I had the privilege of spending the day today back at Harvard Business School at a venture capital conference organized by the burgeoning entrepreneurship department.  Professor Bill Sahlman (who has easily trained more VCs than any other professor) organized a spectacular affair with 60-70 VCs from around the world, although with a heavy Boston weighting.  In addition to the riff raff such as myself, there were numerous luminaries there, including Arthur Rock (who wrote the business plan for Intel), Peter Brooke (Advent founder), Henry McCance (longtime head of Greylock), Jim Breyer (Accel), Rick Burnes (founder of Charles River Ventures) and others.  And the speakers outshone the audience!

A few interesting perspectives shared today:

  • Larry Summers, Harvard’s President, emphasized the transformational impact that technological innovations in life sciences will have on our economy and lives, and the important role of the VC industry in taking projects out of the lab and enabling widespread distribution.  Summers has embarked on a massively ambitious Allston construction project which, when completed, will serve as a haven for inter-disciplinary scientific discovery.  Boston today, like Florence in medievel times, has the opportunity to be the most advanced community for the discovery and incubation of scientific breakthroughs and Harvard seems determined to truly lead that effort.

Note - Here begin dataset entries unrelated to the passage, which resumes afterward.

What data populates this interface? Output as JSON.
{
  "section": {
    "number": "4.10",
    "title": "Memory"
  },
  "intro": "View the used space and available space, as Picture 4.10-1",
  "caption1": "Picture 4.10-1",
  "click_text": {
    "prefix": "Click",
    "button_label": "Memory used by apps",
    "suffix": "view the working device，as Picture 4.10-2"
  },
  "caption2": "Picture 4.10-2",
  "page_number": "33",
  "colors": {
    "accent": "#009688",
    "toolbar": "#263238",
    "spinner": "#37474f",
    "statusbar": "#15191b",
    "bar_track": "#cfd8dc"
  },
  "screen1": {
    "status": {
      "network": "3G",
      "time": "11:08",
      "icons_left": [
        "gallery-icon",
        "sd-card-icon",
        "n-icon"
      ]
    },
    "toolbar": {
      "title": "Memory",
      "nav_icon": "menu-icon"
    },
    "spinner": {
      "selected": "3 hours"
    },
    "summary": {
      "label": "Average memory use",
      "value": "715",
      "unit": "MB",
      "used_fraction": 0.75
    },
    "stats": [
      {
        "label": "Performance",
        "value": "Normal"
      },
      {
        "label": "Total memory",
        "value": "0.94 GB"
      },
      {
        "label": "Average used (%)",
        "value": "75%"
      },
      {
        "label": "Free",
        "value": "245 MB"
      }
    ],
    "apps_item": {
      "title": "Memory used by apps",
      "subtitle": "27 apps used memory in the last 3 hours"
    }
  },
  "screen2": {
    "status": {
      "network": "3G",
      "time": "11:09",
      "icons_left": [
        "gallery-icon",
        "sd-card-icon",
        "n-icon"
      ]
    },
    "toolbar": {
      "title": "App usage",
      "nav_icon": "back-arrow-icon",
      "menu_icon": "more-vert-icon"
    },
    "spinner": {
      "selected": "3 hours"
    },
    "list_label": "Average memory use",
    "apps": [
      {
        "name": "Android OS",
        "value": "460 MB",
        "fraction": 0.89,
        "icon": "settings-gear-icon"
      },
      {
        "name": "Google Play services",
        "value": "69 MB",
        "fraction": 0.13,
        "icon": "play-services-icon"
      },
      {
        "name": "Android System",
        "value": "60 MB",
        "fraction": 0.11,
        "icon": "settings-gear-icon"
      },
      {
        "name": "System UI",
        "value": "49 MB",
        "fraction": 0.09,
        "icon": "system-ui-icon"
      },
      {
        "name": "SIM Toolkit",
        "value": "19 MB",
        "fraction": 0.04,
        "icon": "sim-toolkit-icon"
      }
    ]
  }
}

  • Bob Langer, George Whitesides and Doug Melton added to this perspective with case studies of their own labs at MIT and Harvard and the incredible "innovation productivity" that they have achieved.  Some common patterns they highlighted:  pursuing high risk, big ideas; encouraging external and internal collaboration; stressing interdisciplinary approaches to problem-solving; and strong relationships with VCs and industry to reduce friction and improve throughput in the "from lab to market" process.  They cautioned, though, that typical VC time horizons (4-6 years) may be too short for early stage research commercialization time horizons (6-10 years).

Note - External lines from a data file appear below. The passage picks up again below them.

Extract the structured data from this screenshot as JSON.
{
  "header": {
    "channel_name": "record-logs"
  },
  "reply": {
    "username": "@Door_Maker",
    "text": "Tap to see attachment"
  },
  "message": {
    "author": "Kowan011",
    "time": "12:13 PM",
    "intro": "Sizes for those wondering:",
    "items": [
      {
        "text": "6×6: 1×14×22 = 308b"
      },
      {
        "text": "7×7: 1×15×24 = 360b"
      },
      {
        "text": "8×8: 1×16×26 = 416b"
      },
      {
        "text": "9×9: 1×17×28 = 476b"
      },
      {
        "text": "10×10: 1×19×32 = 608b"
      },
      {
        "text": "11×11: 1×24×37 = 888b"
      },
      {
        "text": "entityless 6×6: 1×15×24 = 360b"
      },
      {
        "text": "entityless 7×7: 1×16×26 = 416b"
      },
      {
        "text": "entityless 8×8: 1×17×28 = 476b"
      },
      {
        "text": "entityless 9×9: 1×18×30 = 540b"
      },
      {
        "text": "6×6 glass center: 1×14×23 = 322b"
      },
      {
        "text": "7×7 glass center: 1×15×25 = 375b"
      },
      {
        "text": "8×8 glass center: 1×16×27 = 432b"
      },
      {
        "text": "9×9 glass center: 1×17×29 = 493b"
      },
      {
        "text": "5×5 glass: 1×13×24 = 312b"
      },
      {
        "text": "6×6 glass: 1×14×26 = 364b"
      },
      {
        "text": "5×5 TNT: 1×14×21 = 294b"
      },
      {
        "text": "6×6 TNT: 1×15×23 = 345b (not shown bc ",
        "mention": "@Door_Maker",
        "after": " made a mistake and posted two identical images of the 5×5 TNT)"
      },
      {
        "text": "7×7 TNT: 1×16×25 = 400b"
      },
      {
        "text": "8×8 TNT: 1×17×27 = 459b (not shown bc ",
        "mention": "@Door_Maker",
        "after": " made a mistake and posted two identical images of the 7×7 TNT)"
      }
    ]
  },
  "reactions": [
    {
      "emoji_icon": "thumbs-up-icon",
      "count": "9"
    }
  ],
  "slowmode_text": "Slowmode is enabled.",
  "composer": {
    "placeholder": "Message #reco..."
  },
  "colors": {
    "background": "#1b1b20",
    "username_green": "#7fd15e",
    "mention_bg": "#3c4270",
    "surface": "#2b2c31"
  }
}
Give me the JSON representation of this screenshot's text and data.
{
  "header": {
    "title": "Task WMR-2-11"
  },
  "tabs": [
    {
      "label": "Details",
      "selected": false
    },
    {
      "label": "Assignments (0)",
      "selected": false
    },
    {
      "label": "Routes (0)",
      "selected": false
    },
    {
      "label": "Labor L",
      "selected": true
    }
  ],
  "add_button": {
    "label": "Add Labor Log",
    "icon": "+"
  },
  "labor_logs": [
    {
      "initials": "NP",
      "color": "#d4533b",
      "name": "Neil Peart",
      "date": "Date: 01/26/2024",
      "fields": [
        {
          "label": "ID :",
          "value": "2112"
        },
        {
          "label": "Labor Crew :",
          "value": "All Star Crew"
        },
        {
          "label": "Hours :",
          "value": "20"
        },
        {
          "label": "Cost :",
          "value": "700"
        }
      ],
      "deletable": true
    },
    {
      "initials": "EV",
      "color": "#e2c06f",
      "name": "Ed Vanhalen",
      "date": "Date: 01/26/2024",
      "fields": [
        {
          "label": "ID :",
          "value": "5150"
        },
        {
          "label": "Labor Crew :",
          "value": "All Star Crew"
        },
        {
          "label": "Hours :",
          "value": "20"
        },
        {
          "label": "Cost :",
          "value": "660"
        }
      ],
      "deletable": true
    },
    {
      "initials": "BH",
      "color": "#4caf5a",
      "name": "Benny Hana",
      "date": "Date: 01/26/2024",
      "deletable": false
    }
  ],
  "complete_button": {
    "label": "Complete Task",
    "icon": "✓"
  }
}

  • Clay Christiansen talked about the power of disruptive approaches (both low-end disruption and new market disruption) and the benefit to VCs of finding and investing behind disruptive opportunities rather than incremental ones.  A good lesson for those in the industry that jump on the "me too" funding bandwagon.
  • Michael Porter highlighted the important role of strategy for the VC funds and their portfolio companies – the need to be unique at something, not "the best", and to make hard strategic trade-offs when building the value chain that delivers the unique product/service.  Good boards and CEOs, he noted wisely, need to be willing to say "no" frequently and with conviction.
  • Jay Light, Andre Perold, Mohamed El-Erian and Jeremy Grantham discussed asset allocation and the capital markets.  They observed that pundits who believe a New Era is upon us are always wrong (as Jeremy quipped after analyzing 27 asset price different bubbles over the last 100 years:  "If it were a football match, it would be Reversal to the Mean: 27, New Era:  0".  They were quite bearish on US equities (predicting only 3-5% real return across a broad range of asset classes) and, like many others, lamented the dearth of untapped investment opportunities and the "stable disequilibrium" that the scary US current account deficit represents.  Makes you want to sit on cash!
  • Felda Hardymon and Josh Lerner talked about the internationalization of private equity, warning against "tourist VCs" in China and India as well as reminding everyone that historical fund performance is best for small, focused firms with lots of experience — not newcomers parachuting in with large funds and overly general strategies.

Overall, a very thought-provoking event.  Bill Sahlman wraps it up tomorrow, where he will undoubtedly tell us the VC business is a crappy one (newsflash) and that we should all be pursuing new jobs as timber executives at hedge funds.